“Precarious work and gender in the history of capitalism: complicating narratives of Fordism and Post-Fordism.”
Precarious work has been considered by social scientists, economists and legal experts to be a new phenomenon, a characterizing feature of post-industrial society beginning after the breakdown of Fordism. Recent studies have questioned the novelty of job precarity, however, showing how similar forms of precarious work had characterized the history of industrial capitalism both in the Global North and in the Global South. By adopting a gender historical perspective, this lecture will compare and contrast the mainstream interpretations of the role of precarious work in the history of global capitalism with more recent analyses by (women) historians, feminist and postcolonial scholars. In this perspective, the alleged "novelty" of precarious work is associated exclusively with the decline in the standard employment relationship among men, since women had experienced forms of job precariousness much earlier. Finally, the lecture will use the categories of gender and intersectionality to explore how precarious work figures in the debate about the global feminization of labor as a feature of contemporary capitalism.
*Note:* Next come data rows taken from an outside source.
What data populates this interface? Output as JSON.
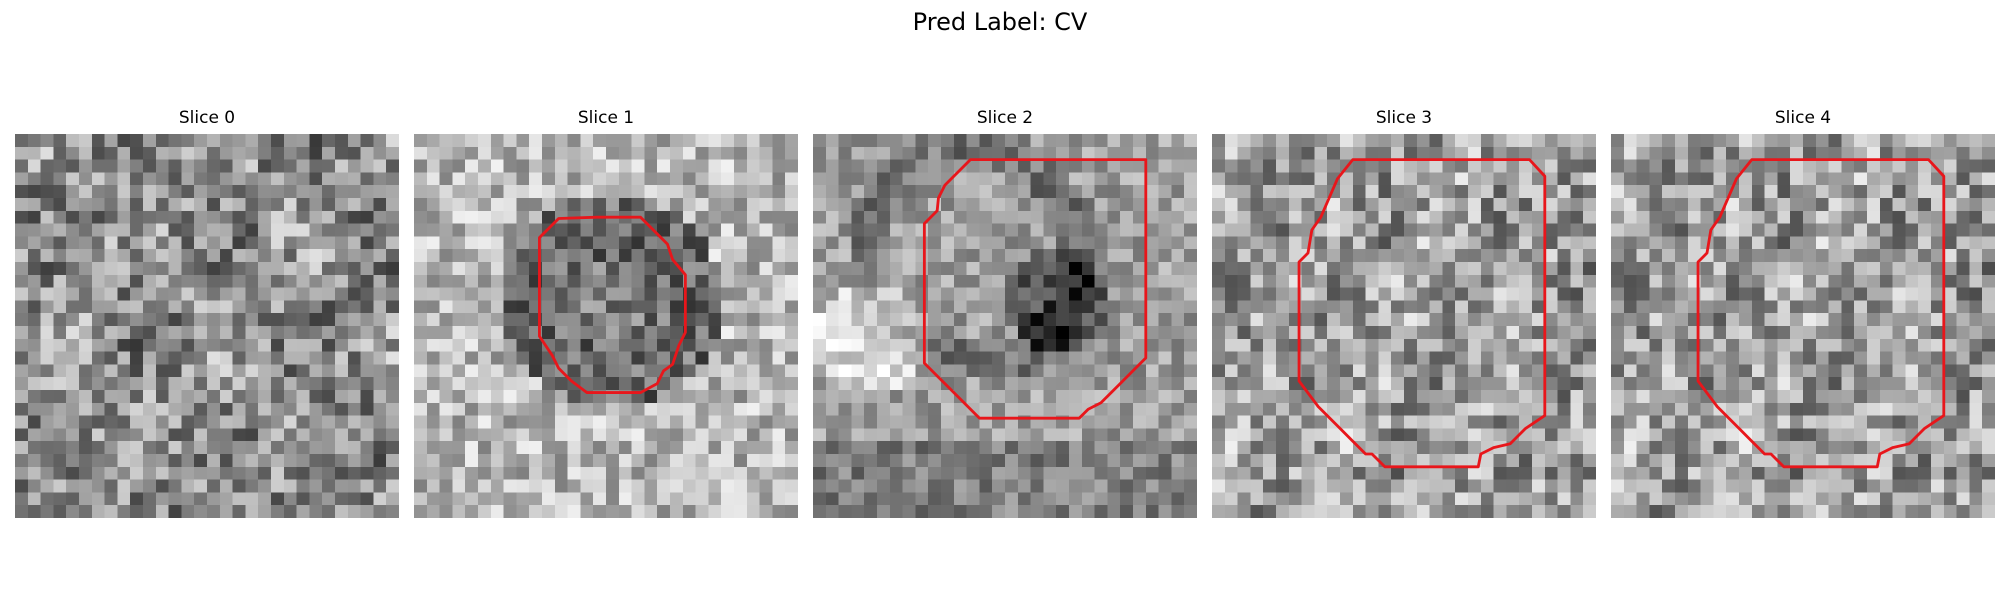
{
  "figure": {
    "title": "Pred Label: CV",
    "contour_color": "#e8161b",
    "panels": [
      {
        "title": "Slice 0",
        "has_contour": false,
        "seed": 11,
        "contrast": 0.55,
        "pattern": "noise"
      },
      {
        "title": "Slice 1",
        "has_contour": true,
        "seed": 23,
        "contrast": 0.75,
        "pattern": "dark-ring-small"
      },
      {
        "title": "Slice 2",
        "has_contour": true,
        "seed": 37,
        "contrast": 0.85,
        "pattern": "blobs"
      },
      {
        "title": "Slice 3",
        "has_contour": true,
        "seed": 51,
        "contrast": 0.65,
        "pattern": "bright-noise"
      },
      {
        "title": "Slice 4",
        "has_contour": true,
        "seed": 51,
        "contrast": 0.65,
        "pattern": "bright-noise"
      }
    ]
  }
}
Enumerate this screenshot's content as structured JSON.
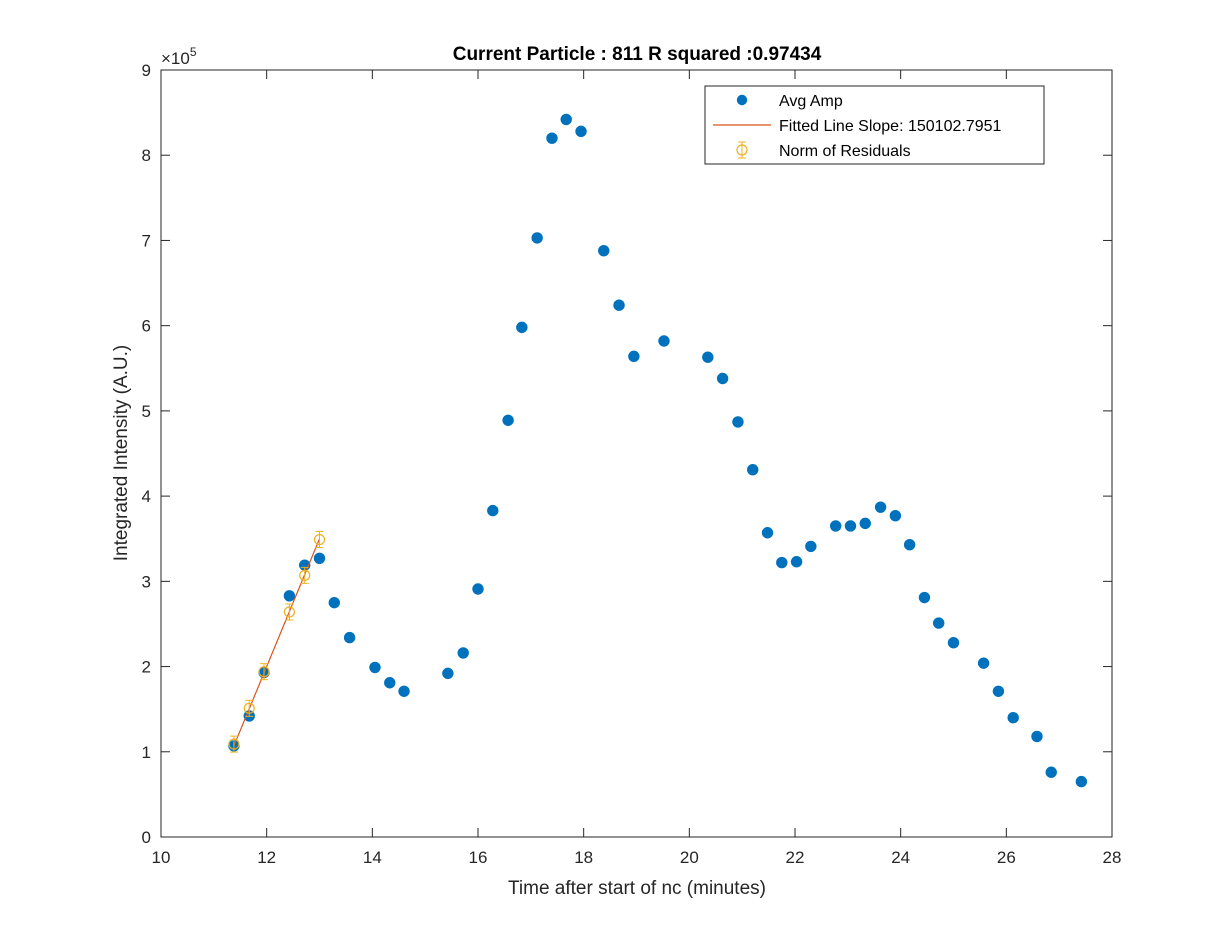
{
  "chart_data": {
    "type": "scatter",
    "title": "Current Particle : 811   R squared :0.97434",
    "xlabel": "Time after start of nc (minutes)",
    "ylabel": "Integrated Intensity (A.U.)",
    "xlim": [
      10,
      28
    ],
    "ylim": [
      0,
      900000
    ],
    "y_exponent_base": "×10",
    "y_exponent_power": "5",
    "xticks": [
      "10",
      "12",
      "14",
      "16",
      "18",
      "20",
      "22",
      "24",
      "26",
      "28"
    ],
    "yticks": [
      "0",
      "1",
      "2",
      "3",
      "4",
      "5",
      "6",
      "7",
      "8",
      "9"
    ],
    "grid": false,
    "legend_position": "top-right",
    "series": [
      {
        "name": "Avg Amp",
        "kind": "scatter-filled",
        "color": "#0072BD",
        "x": [
          11.38,
          11.67,
          11.95,
          12.43,
          12.72,
          13.0,
          13.28,
          13.57,
          14.05,
          14.33,
          14.6,
          15.43,
          15.72,
          16.0,
          16.28,
          16.57,
          16.83,
          17.12,
          17.4,
          17.67,
          17.95,
          18.38,
          18.67,
          18.95,
          19.52,
          20.35,
          20.63,
          20.92,
          21.2,
          21.48,
          21.75,
          22.03,
          22.3,
          22.77,
          23.05,
          23.33,
          23.62,
          23.9,
          24.17,
          24.45,
          24.72,
          25.0,
          25.57,
          25.85,
          26.13,
          26.58,
          26.85,
          27.42
        ],
        "y": [
          107000,
          142000,
          193000,
          283000,
          319000,
          327000,
          275000,
          234000,
          199000,
          181000,
          171000,
          192000,
          216000,
          291000,
          383000,
          489000,
          598000,
          703000,
          820000,
          842000,
          828000,
          688000,
          624000,
          564000,
          582000,
          563000,
          538000,
          487000,
          431000,
          357000,
          322000,
          323000,
          341000,
          365000,
          365000,
          368000,
          387000,
          377000,
          343000,
          281000,
          251000,
          228000,
          204000,
          171000,
          140000,
          118000,
          76000,
          65000
        ]
      },
      {
        "name": "Fitted Line Slope: 150102.7951",
        "kind": "line",
        "color": "#D95319",
        "x": [
          11.38,
          13.0
        ],
        "y": [
          107000,
          350000
        ]
      },
      {
        "name": "Norm of Residuals",
        "kind": "errorbar-open",
        "color": "#EDB120",
        "x": [
          11.38,
          11.67,
          11.95,
          12.43,
          12.72,
          13.0
        ],
        "y": [
          109000,
          151000,
          194000,
          264000,
          307000,
          349000
        ]
      }
    ]
  }
}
Eloisa Betti holds a PhD in European History from the University of Bologna, where she is currently a Research Fellow (Department of History and Cultures). In 2014-2015 she was Visiting Fellow at the Institute of Modern Languages Research (School of Advanced Study, University of London) and in 2015-2016 she was awarded the EURIAS Fellowship (co-funded by the European Commission) at the Institute for Human Science of Vienna. Her main areas of specialization are labor and social history, gender and women's history as well as urban history in 20th century Italy and Europe. Among her recent publications are "Gender and Precarious Labor in a Historical Perspective. Italian Women and Precarious Work Between Fordism and Post-Fordism, International Labour and Working-Class History 89 (2016); "Bologna in the Cold War: Perspectives of Memories from a Communist City in the West," in K. Pizzi, M. Hietala (eds.), Cold War Cities: History, Culture and Memory (Peter Lang, 2016); "Gendering Social Conflict in Cold War Cities: The Case of the Ducati Factory in 1950s Bologna," in M. Marín Corbera; X. Domènech Sampere; R. Martínez i Muntada (eds.), III International Conference Strikes and Social Conflicts: Combined historical approaches to conflict. Proceedings, (Barcelona, CEFID-UAB, 2016).